The Legendary Gleam Returns Under New Ownership; Same Spirit of Tradition

As a teenager growing up in the Midwest, Andy Tyska papered his bedroom walls with posters and photographs of classic yachts. Among his collage was a copy of what might be considered the most famous American yachting photograph ever taken: Stanley Rosenfeld’s black-and-white image of two beautiful 12-meter sloops, their spinnakers pulling at their seams. One in hot pursuit of the other.

Gleam/ Courtesy of

Little did Tyska know then that one day the leading yacht in that photograph—the 1937 Clinton Crane-designed Gleam—would fall into his hands, and that he would become part of the yacht’s storied history.

“I’d seen her sailing around New England after first visiting here in 1993,” recalls Tyska, who trained as a naval architect under the direction of Ted Hood and later founded Bristol Marine in 1998. “I didn’t realize until I was going through photo albums and ran across a photo of my childhood bedroom that she was included in the collage.  Those pictures on my wall made an impression on me and drove me to where I am now, working in the marine industry in New England.”

Tyska partnered with one of the yacht’s former captains and marine industry veteran, Dennis Gunderson, to purchase Gleam in fall 2020. “We had known each other for years in the industry, and he has a really strong personal connection to the boat, like many who have been touch by her beauty and grace.” Tyska adds. 

First thing they did was sail her up to the Bristol Marine Shipyard in Boothbay Harbor, ME, where she could undergo the first phase of her restoration.  Gleam joins a fleet of pedigreed classic yachts under the care of the shipwrights and skilled technicians at Bristol 

Marine facilities that include Aphrodite, Belle Adventure, Ticonderoga, Ernestina-Morrissey, Blackwatch, Fawan, Ruweida, and Burma. 

This winter, Tyska and Gunderson have mostly been focused on cosmetic items for the restoration, along with some modifications to the deck hardware layout and a few critical items to maintain her USCG certification.
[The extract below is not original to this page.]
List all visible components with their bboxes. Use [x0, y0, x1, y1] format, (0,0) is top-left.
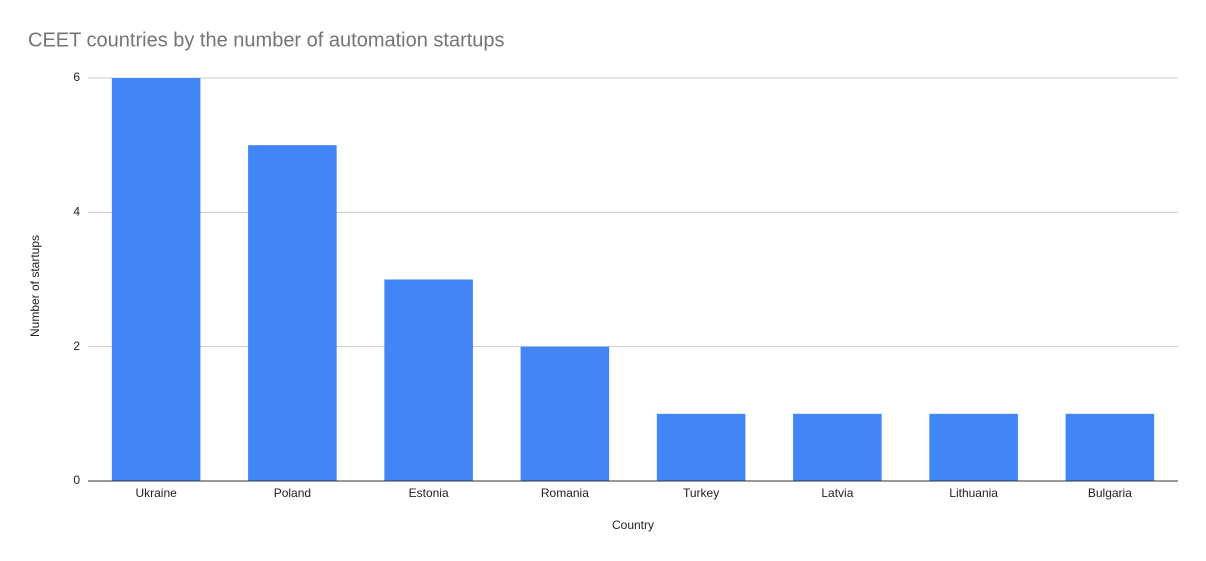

Then, over the next three to five years, Tyska and Gunderson will be targeting other areas of the boat to keep her in top condition. 

Tyska is quick to acknowledge that Gleam is in remarkably good condition considering her age, thanks in great part to her former owners. “I can’t talk about Gleam without recognizing the significant efforts by Bob Tiedemann and Elizabeth (Tiedemann) DuPont and the commitment they made to her early on in preserving her. Gleam benefits from those efforts today.” You can read more about Tiedemann’s legacy with Gleam and the Newport 12-meter fleet here.

In addition to carrying on Tieddemann’s passion for classic yachts, Tyska looks forward to continuing Gleam’s tradition on the water. “We want to continue the legacy of Clinton Crane to promote the enjoyment of classic yachts. Dennis and I will be racing her, and we also hope to reconnect Gleam with the incredible amount of people that have had a relationship with her over the years through chartering and racing while introducing her to new admirers as well.”

Anyone interested in seeing Gleam in action this summer will find her in Newport, racing in the Tiedemann Classics Regatta – named for her former owner who would undoubtedly be proud to see her flying through Narragansett Bay with spinnaker aloft and the other classic yachts trailing her stern.